Even putting this idea into words makes me feel a bit squirmish and slightly embarrassed, but what I love about yoga is that... When practiced on a regular basis, mindfully and living more consciously, you may sometimes be faced with a few “dark” sides that will end up bringing you to the light. Understanding and consciously embracing what being judgmental meant allowed me to deepen my love for myself and those around me.

Comparisons

When I first started out doing yoga, without even knowing that I was doing this, I would observe my fellow yogis and automatically compare myself to them. I would think things, such as “oh no, I can’t even touch my toes” or “ok at least I’m not the only one not knowing how to do this”. My mind would be in constant battle figuring out whether I was doing it right, why I wasn’t flexible enough and whether or not I was the worst one at it.

But Yoga isn’t about trying to touch your feet. It’s not about who’s better and who’s got it. It’s about aligning your body correctly and slowly developing a better posture, little by little, as time goes by. I was so harsh on myself. And in being harsh with myself, I would automatically and unconsciously be in comparison mode and hence, judge. It wasn’t just in yoga, in other areas of my life I would sometimes observe and compare myself to others, looking at what the others are doing, what lifestyle they have chosen and if I’m doing good enough like the rest of them according to “society’s standards”. Like they say, we are our own worst critic. It was time to love myself and spread it to those around me.

Embracing the dark

It is difficult to embrace our “dark” parts. In today’s world, we tend to fight off being flawed and seek perfection in ourselves and everything that we do. Acknowledging our flaws is something that we tend to dismiss, especially in the working world, and we tend to put the blame and fault onto others. But it is so important. I don’t believe that fighting the darkness helps, but embracing it will.

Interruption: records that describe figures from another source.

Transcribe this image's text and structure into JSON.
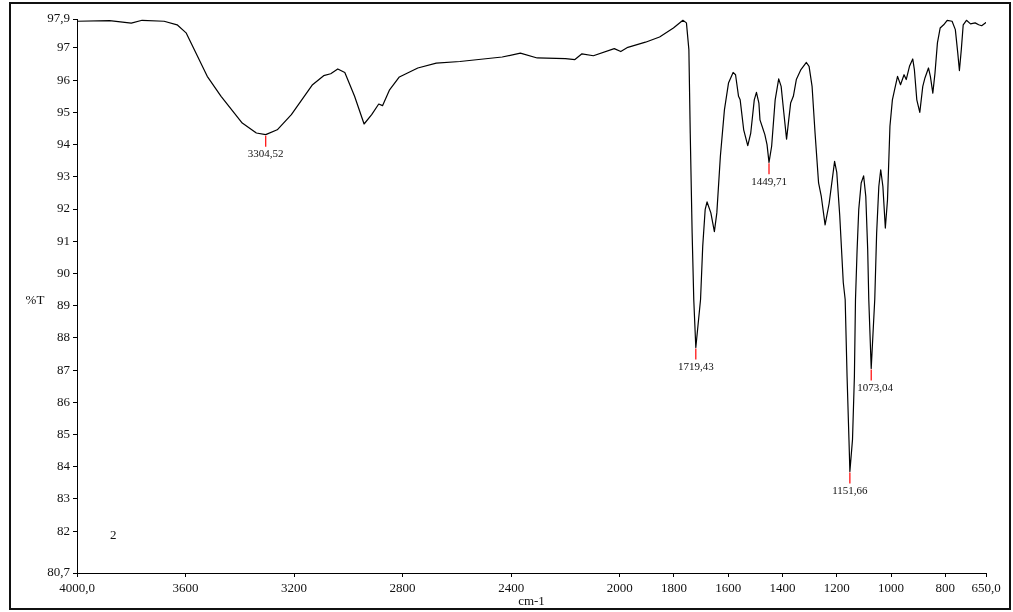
{
  "chart_data": {
    "type": "line",
    "xlabel": "cm-1",
    "ylabel": "%T",
    "xlim": [
      4000,
      650
    ],
    "xticks": [
      {
        "value": 4000,
        "label": "4000,0"
      },
      3600,
      3200,
      2800,
      2400,
      2000,
      1800,
      1600,
      1400,
      1200,
      1000,
      800,
      {
        "value": 650,
        "label": "650,0"
      }
    ],
    "ylim": [
      80.7,
      97.9
    ],
    "yticks": [
      {
        "value": 97.9,
        "label": "97,9"
      },
      97,
      96,
      95,
      94,
      93,
      92,
      91,
      90,
      89,
      88,
      87,
      86,
      85,
      84,
      83,
      82,
      {
        "value": 80.7,
        "label": "80,7"
      }
    ],
    "color": "#000000",
    "x": [
      4000,
      3880,
      3800,
      3760,
      3679,
      3631,
      3598,
      3520,
      3469,
      3391,
      3339,
      3304.52,
      3262,
      3210,
      3132,
      3091,
      3065,
      3039,
      3013,
      2977,
      2942,
      2914,
      2888,
      2874,
      2848,
      2812,
      2744,
      2676,
      2589,
      2433,
      2366,
      2304,
      2200,
      2165,
      2139,
      2097,
      2020,
      1996,
      1970,
      1905,
      1853,
      1802,
      1767,
      1754,
      1745,
      1740,
      1733,
      1727,
      1719.43,
      1702,
      1694,
      1685,
      1678,
      1664,
      1651,
      1642,
      1629,
      1614,
      1599,
      1582,
      1573,
      1562,
      1556,
      1543,
      1528,
      1517,
      1504,
      1496,
      1487,
      1483,
      1465,
      1457,
      1449.71,
      1440,
      1427,
      1414,
      1405,
      1395,
      1385,
      1377,
      1370,
      1360,
      1349,
      1332,
      1312,
      1302,
      1291,
      1280,
      1267,
      1257,
      1243,
      1228,
      1208,
      1200,
      1189,
      1176,
      1169,
      1162,
      1155,
      1151.66,
      1142,
      1135,
      1131,
      1125,
      1119,
      1110,
      1101,
      1093,
      1086,
      1082,
      1073.04,
      1060,
      1053,
      1045,
      1038,
      1030,
      1021,
      1013,
      1004,
      995,
      987,
      976,
      965,
      952,
      944,
      932,
      920,
      914,
      905,
      894,
      883,
      875,
      862,
      855,
      846,
      838,
      829,
      819,
      806,
      793,
      775,
      763,
      754,
      748,
      741,
      734,
      722,
      707,
      690,
      677,
      666,
      650
    ],
    "values": [
      97.83,
      97.85,
      97.77,
      97.86,
      97.83,
      97.72,
      97.47,
      96.12,
      95.5,
      94.67,
      94.36,
      94.31,
      94.46,
      94.93,
      95.86,
      96.14,
      96.2,
      96.35,
      96.24,
      95.5,
      94.64,
      94.93,
      95.26,
      95.21,
      95.7,
      96.1,
      96.38,
      96.53,
      96.58,
      96.72,
      96.84,
      96.69,
      96.67,
      96.64,
      96.82,
      96.76,
      96.98,
      96.89,
      97.02,
      97.18,
      97.34,
      97.62,
      97.86,
      97.78,
      96.95,
      94.36,
      91.26,
      89.19,
      87.7,
      89.19,
      90.84,
      91.98,
      92.22,
      91.88,
      91.3,
      91.88,
      93.63,
      95.08,
      95.91,
      96.24,
      96.17,
      95.5,
      95.39,
      94.46,
      93.97,
      94.36,
      95.39,
      95.62,
      95.29,
      94.77,
      94.31,
      94.0,
      93.45,
      93.95,
      95.39,
      96.04,
      95.81,
      94.98,
      94.17,
      94.77,
      95.29,
      95.5,
      96.02,
      96.33,
      96.55,
      96.43,
      95.81,
      94.36,
      92.81,
      92.39,
      91.51,
      92.18,
      93.48,
      93.14,
      91.79,
      89.72,
      89.19,
      86.8,
      84.84,
      83.85,
      84.84,
      86.8,
      89.19,
      90.74,
      91.98,
      92.81,
      93.03,
      92.39,
      90.74,
      89.19,
      87.05,
      89.19,
      91.26,
      92.7,
      93.22,
      92.7,
      91.41,
      92.29,
      94.57,
      95.39,
      95.7,
      96.12,
      95.86,
      96.17,
      96.02,
      96.43,
      96.66,
      96.33,
      95.39,
      95.0,
      95.81,
      96.07,
      96.38,
      96.12,
      95.6,
      96.22,
      97.16,
      97.62,
      97.72,
      97.86,
      97.83,
      97.57,
      96.84,
      96.3,
      96.95,
      97.72,
      97.86,
      97.75,
      97.78,
      97.72,
      97.69,
      97.79
    ],
    "annotations": [
      {
        "text": "3304,52",
        "x": 3304.52,
        "y": 94.31
      },
      {
        "text": "1719,43",
        "x": 1719.43,
        "y": 87.7
      },
      {
        "text": "1449,71",
        "x": 1449.71,
        "y": 93.45
      },
      {
        "text": "1151,66",
        "x": 1151.66,
        "y": 83.85
      },
      {
        "text": "1073,04",
        "x": 1073.04,
        "y": 87.05
      },
      "2"
    ]
  }
}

Practicing yoga, being mindful and reading many lovely books that opened my mind to embrace the “dark” in ourselves further helped me come face-to-face with my judgmental ways. I was able to understand that I was judgmental of myself and others because I lacked confidence or felt inadequate or even “threatened”. We could easily put the blame on not being confident or judgmental because of society, families, friends, the workplace and so forth, but at the end of the day, it is only ourselves that can change the way we look at the world. Learning to focus and meditate while listening to my body, mind and spirit throughout my practice allowed me to place my energy and love to this part of me that needed healing.

Letting go

You know the breathing exercises that we do at the beginning of a yoga class or during a downward dog position to release all our challenges and problems? That’s what I had to do. I had to let go, accept, fully love myself and move on. It’s a beautiful process that helped me open up my heart to the world around me. I’m not saying that it’s truly gone, as the judgment can be hard to escape. It may still be there, but it is appeased.

I came to realize that It is okay to feel inadequate. It is okay to sometimes feel lost. And understanding that all those around me sometimes don’t feel at their best, it helps to connect on a more deeper level. I was blessed to be surrounded by other yoga students and teachers who openly shared their limitations that they are working on. In the end, we are all striving for love and acceptance, aren’t we?